Ihwal terbongkarnya jejak Dani bukan hal yang aneh. Seperti sistem komputer yang tak pernah sempurna, usaha menyembunyikan jejak juga selalu ada cacatnya. Itu pula yang dialami pembuat virus komputer Melissa, yang sempat menggegerkan beberapa tahun silam. Seorang detektif cyber Richard Smith dari Brookline, Massachusetts, mencium "sidik jari" 32-digit (GUID/globally unique ID) yang tanpa sadar ditinggalkan si hacker. David L. Smith, si pembuat virus, akhirnya ditangkap di Swedia.

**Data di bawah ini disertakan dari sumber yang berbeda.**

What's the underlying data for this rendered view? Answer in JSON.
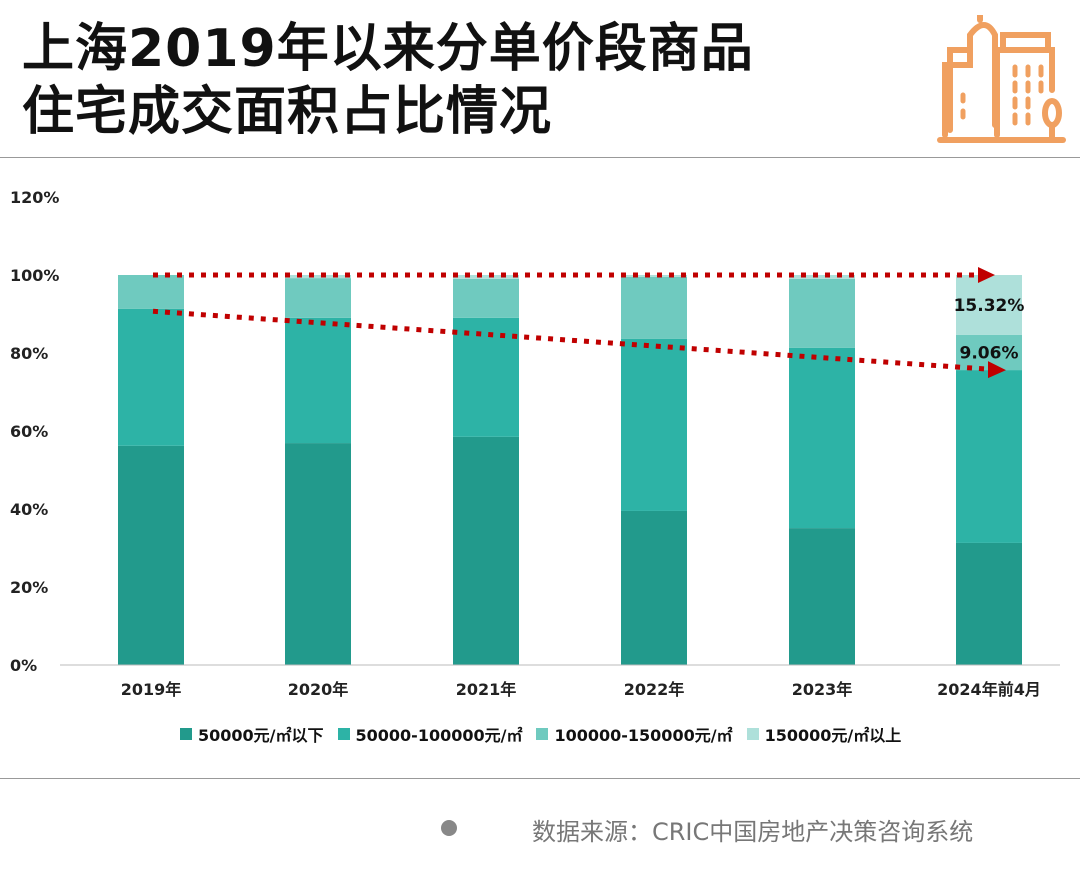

Cara serupa juga diterapkan para detektif dalam menangkap pelaku pembuatan virus I Love You. Pembuat virus yang dirancang menggunakan skrip Visual Basic itu dapat dilacak dengan GUID. Data-data GUID mengarah pada 40 nama hacker dari AMA Computer College, Filipina. Merekalah yang kemudian diciduk.
Menurut pakar keamanan komputer ITB Budi Raharjo, umumnya hacker memang sulit menghilangkan jejak. "Selalu saja ketahuan dari catatan yang ada (log)," katanya. Jika log diaktifkan, hacker yang mencoba menghilangkan jejak dengan mendompleng alamat IP orang lain pun tetap terendus. Caranya, mengecek alamat IP pertama, lalu dikembangkan ke alamat IP si pendompleng alamat IP pertama. "Itu bisa ketahuan. Teknik ini hanya dibuat susah saja," kata Budi.
Toh KPU tak mau kebobolan lagi. Kini mereka mengubah web server-nya yang semula menggunakan server berbasis Windows menjadi Unix. Dengan teknik itu, Basuki yakin bisa melacak log para penyusup lebih detail. "Bahkan, yang menggunakan proxy server anonim pun ketahuan," tambah Basuki.
Burhan Sholihin, Putri Alfarini (Tempo News Room), Bobby Gunawan (Bandung)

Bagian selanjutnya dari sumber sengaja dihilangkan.